It carried the news that "Bristol’s first Somali councillor has said immigrant families could do more to integrate themselves into British culture to help the battle against racism". The article went on to say:
Cllr Hibaq Jama - Lucky not to have been called 'racist' by HnH |
Cllr Hibaq Jama, who came to Britain with her family when she was two years old as a refugee fleeing civil war in her country, said immigration was a threat to British culture if it was “a threat in the minds of British people”.
She said she had found real fears over immigration while campaigning in her Lawrence Hill ward, one of the poorest areas in the South West and with a large, white, working class community.
The debate over immigration needed to be broader, she added, to ask how immigrants and refugees could accommodate themselves more into the communities they enter."
This was just the day after Hope not Hate featured UKIP Croydon leader Peter Staveley in an article reprinted from the Croydon Advertiser which could barely contain its contempt in reporting Mr Staveley as saying:
UKIP's Peter Staveley - not allowed to say what Cllr Jama does |
"By definition those people who have come to this country to better themselves are not integrating properly with the community because they can't speak the language.
"If too many people come from the same country too quickly then quite naturally they would tend to live and work with their colleagues rather than getting to know the people who were there before.
Now, I don't know about you, but to us, it would appear that Mr Staveley and Cllr Jama are saying exactly the same thing, particularly when you read Cllr Jama's full comments in the article linked above.
Meanwhile, in Croydon,
"Nero Ughwujabo, chief executive of Croydon Black and Minority Ethnic (BME) Forum, accused him of "talking rubbish""

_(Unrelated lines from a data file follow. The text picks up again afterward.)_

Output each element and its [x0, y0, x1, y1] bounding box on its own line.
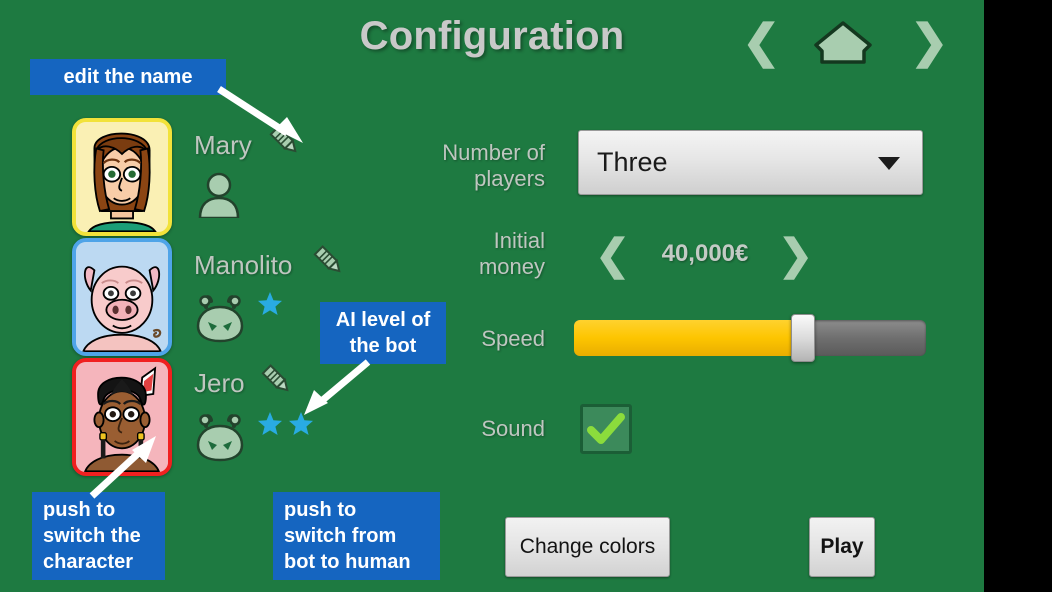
avatar[interactable] — [72, 238, 172, 356]
player-name[interactable]: Jero — [194, 368, 245, 399]
native-avatar — [76, 362, 168, 472]
label-line: Number of — [330, 140, 545, 166]
callout-switch-character: push to switch the character — [32, 492, 165, 580]
initial-money-label: Initial money — [330, 228, 545, 280]
sound-checkbox[interactable] — [580, 404, 632, 454]
ai-star — [257, 411, 283, 437]
player-name[interactable]: Mary — [194, 130, 252, 161]
player-type-toggle[interactable] — [194, 172, 244, 218]
header-prev-button[interactable]: ❮ — [742, 13, 781, 69]
pencil-icon[interactable] — [258, 360, 296, 398]
play-button[interactable]: Play — [809, 517, 875, 577]
avatar[interactable] — [72, 358, 172, 476]
woman-avatar — [76, 122, 168, 232]
callout-line: switch from — [284, 523, 429, 549]
callout-line: switch the — [43, 523, 154, 549]
player-name[interactable]: Manolito — [194, 250, 292, 281]
screen-root: Configuration ❮ ❯ — [0, 0, 1052, 592]
bot-icon — [193, 410, 247, 464]
callout-line: the bot — [331, 333, 435, 359]
change-colors-button[interactable]: Change colors — [505, 517, 670, 577]
player-type-toggle[interactable] — [193, 291, 247, 345]
callout-edit-name: edit the name — [30, 59, 226, 95]
money-increase-button[interactable]: ❯ — [778, 230, 813, 280]
callout-line: bot to human — [284, 549, 429, 575]
callout-line: character — [43, 549, 154, 575]
speed-slider[interactable] — [574, 320, 926, 356]
avatar[interactable] — [72, 118, 172, 236]
bot-icon — [193, 291, 247, 345]
number-of-players-select[interactable]: Three — [578, 130, 923, 195]
header-home-button[interactable] — [812, 18, 874, 66]
callout-ai-level: AI level of the bot — [320, 302, 446, 364]
speed-slider-fill — [574, 320, 803, 356]
ai-star — [288, 411, 314, 437]
speed-slider-thumb[interactable] — [791, 314, 815, 362]
check-icon — [583, 407, 629, 451]
callout-arrow — [292, 358, 372, 418]
select-value: Three — [597, 147, 668, 178]
label-line: players — [330, 166, 545, 192]
sound-label: Sound — [330, 416, 545, 442]
label-line: Initial — [330, 228, 545, 254]
person-icon — [194, 172, 244, 218]
player-type-toggle[interactable] — [193, 410, 247, 464]
callout-line: AI level of — [331, 307, 435, 333]
callout-switch-bot: push to switch from bot to human play! — [273, 492, 440, 580]
ai-star — [257, 291, 283, 317]
home-icon — [812, 18, 874, 66]
number-of-players-label: Number of players — [330, 140, 545, 192]
callout-line: push to — [284, 497, 429, 523]
chevron-down-icon — [878, 157, 900, 170]
label-line: money — [330, 254, 545, 280]
header-next-button[interactable]: ❯ — [910, 13, 949, 69]
pig-avatar — [76, 242, 168, 352]
initial-money-value: 40,000€ — [620, 240, 790, 268]
callout-line: push to — [43, 497, 154, 523]
app-container: Configuration ❮ ❯ — [0, 0, 984, 592]
pencil-icon[interactable] — [266, 121, 304, 159]
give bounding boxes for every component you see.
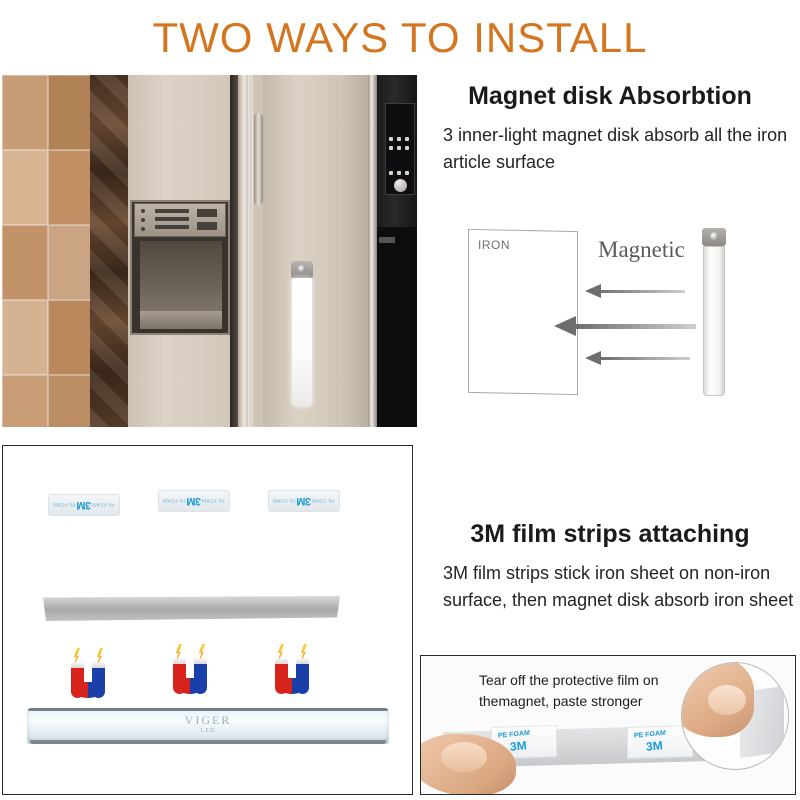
- adhesive-pad: PE FOAM 3M PE FOAM: [48, 494, 120, 516]
- pad-text-right: PE FOAM: [312, 497, 335, 503]
- iron-plate-label: IRON: [478, 238, 510, 252]
- motion-sensor-icon: [298, 265, 306, 273]
- handle-highlight: [248, 75, 253, 427]
- led-glow-panel: [292, 278, 312, 406]
- dispenser-control-panel: [134, 203, 226, 237]
- adhesive-pad: PE FOAM 3M PE FOAM: [158, 490, 230, 512]
- led-body-diagram: [703, 246, 725, 396]
- pad-text-left: PE FOAM: [273, 497, 296, 503]
- iron-plate: [468, 229, 578, 395]
- led-light-bar-part: VIGER LED: [27, 708, 389, 744]
- brand-name: VIGER: [185, 713, 232, 727]
- pad-text-left: PE FOAM: [163, 497, 186, 503]
- method-one-body: 3 inner-light magnet disk absorb all the…: [443, 122, 793, 176]
- appliance-knob: [394, 179, 407, 192]
- refrigerator-install-photo: [2, 75, 417, 427]
- brand-subtext: LED: [185, 726, 232, 737]
- page-title: TWO WAYS TO INSTALL: [0, 14, 800, 62]
- horseshoe-magnet-icon: [173, 646, 207, 694]
- pad-text-left: PE FOAM: [53, 501, 76, 507]
- led-light-bar-diagram: [702, 228, 726, 398]
- sensor-dot-icon: [710, 232, 719, 241]
- infographic-page: TWO WAYS TO INSTALL: [0, 0, 800, 800]
- film-peel-photo: Tear off the protective film on themagne…: [420, 655, 796, 795]
- dispenser-drip-tray: [140, 311, 222, 329]
- light-bar-bottom-edge: [30, 740, 386, 744]
- parts-exploded-view-panel: PE FOAM 3M PE FOAM PE FOAM 3M PE FOAM PE…: [2, 445, 413, 795]
- iron-sheet-part: [43, 596, 340, 621]
- fingernail: [708, 685, 746, 715]
- magnified-peel-detail: [681, 662, 789, 770]
- horseshoe-magnet-icon: [71, 650, 105, 698]
- fridge-right-door: [263, 75, 375, 427]
- 3m-logo: 3M: [646, 738, 664, 754]
- fridge-right-edge: [368, 75, 377, 427]
- tiled-wall: [2, 75, 94, 427]
- 3m-logo: 3M: [77, 499, 91, 511]
- diamond-panel-wall: [90, 75, 130, 427]
- door-gap: [230, 75, 238, 427]
- adhesive-pad: PE FOAM 3M PE FOAM: [268, 490, 340, 512]
- 3m-logo: 3M: [187, 495, 201, 507]
- pad-text-right: PE FOAM: [202, 497, 225, 503]
- 3m-logo: 3M: [297, 495, 311, 507]
- pad-text-right: PE FOAM: [92, 501, 115, 507]
- fridge-handle-right: [254, 113, 263, 205]
- method-one-heading: Magnet disk Absorbtion: [430, 82, 790, 111]
- horseshoe-magnet-icon: [275, 646, 309, 694]
- brand-logo: VIGER LED: [185, 715, 232, 737]
- method-two-heading: 3M film strips attaching: [430, 520, 790, 549]
- led-light-bar-installed: [291, 261, 313, 408]
- 3m-logo: 3M: [510, 738, 528, 754]
- magnetic-force-label: Magnetic: [598, 237, 685, 263]
- appliance-lower-body: [377, 227, 417, 427]
- method-two-body: 3M film strips stick iron sheet on non-i…: [443, 560, 795, 614]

What is doubly remarkable is that Councillor Jama was speaking at an event in Bristol commemorating the 50th anniversary of the Bristol Bus Boycott, where the general public boycotted Bristol's buses in protest at the bus company's refusal to hire black or Asian crews. It is revealing that not only did Hope not Hate fail to even mention such a landmark event in race relations on their web- or Facebook pages, but they were also conspicuously not invited to attend the event and had no official presence there. Is there any clearer proof of their slide into irrelevancy? Or will they, in the interests of anti-racism, point there fingers at Cllr Jama tomorrow and demand she apologise for her racism?